Il faut aussi noter que dans les années 1950 et 1960 de nombreux étudiants en architecture chypriote qui avaient quitté l'île pour étudier à l'étranger sont revenus et ont initié des projets qui ont vu naître les premiers immeubles de grande hauteur, symboles du modernisme. Ce sont les immeubles que l'on retrouve dans les plus grandes villes, comme Nicosie, Limassol et Larnaka. Ils ont accueilli des habitants, mais aussi des écoles et d'autres institutions.

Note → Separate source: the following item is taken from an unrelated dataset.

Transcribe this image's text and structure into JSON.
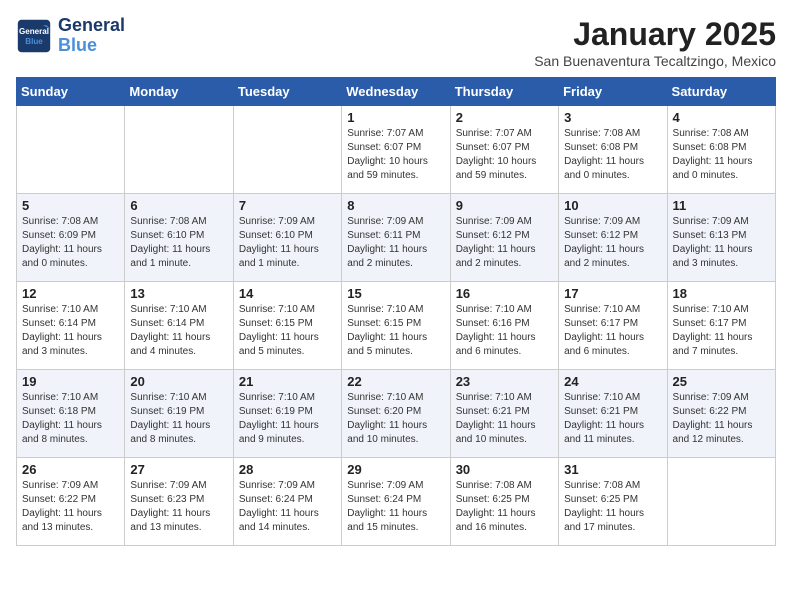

Les trésors de l’art byzantin

Un séjour à Chypre est une formidable occasion de s’intéresser à ses profondes racines religieuses. Il faut ainsi emprunter les chemins qui conduisent vers ses monastères et ses églises sacrés, un patrimoine dont les habitants sont fiers. C’est dans la région des monts du Troodos que l’on trouve une importante concentration de lieux saints, tout simplement l’une des plus importantes de tout l’Empire byzantin. Quelque dix églises byzantines de cette splendide région située entre vallées et forêts verdoyantes sont inscrites, ensemble, sur la liste du patrimoine mondial de l’Unesco. Neuf d’entre elles depuis 1985, la dixième (Metamorfosis tou Sotiros) en 2001. Avec leurs dimensions modestes, comme celles de l’église Archangelos Mihail, elles rappellent de grosses fermes montagnardes : pierres parfois grossières, murs épais, toits imposants, charpentes de bois brut. Mais leur aspect ne doit pas tromper et détourner le regard du visiteur. Car c’est bien en franchissant les portes que l’on assiste à un superbe spectacle. Elles abritent en effet des peintures murales parmi les plus belles du genre dans le monde. Et au-delà de leur beauté, ces œuvres nous renseignent sur le passé mouvementé de l’île, des Byzantins aux Lusignan, des Vénitiens aux Ottomans, sur les luttes d’influence, les modes, l’évolution des techniques et des styles, etc. L’église Panagia Forviotissa (Notre-Dame de Farvion), connue sous le nom de Panagia tis Asinou, dévoile un cycle de peintures murales byzantines très complet. Et pour voir les fresques les mieux conservées, il ne faut pas manquer de franchir la porte de l’église Panagia Arakiotissa. Les peintures que l’on retrouve dans ces bâtisses uniques au monde sont le témoignage de cinq siècles d’histoire de l’art à Chypre. Elles sont, à elles seules, un livre d’histoire grandeur nature.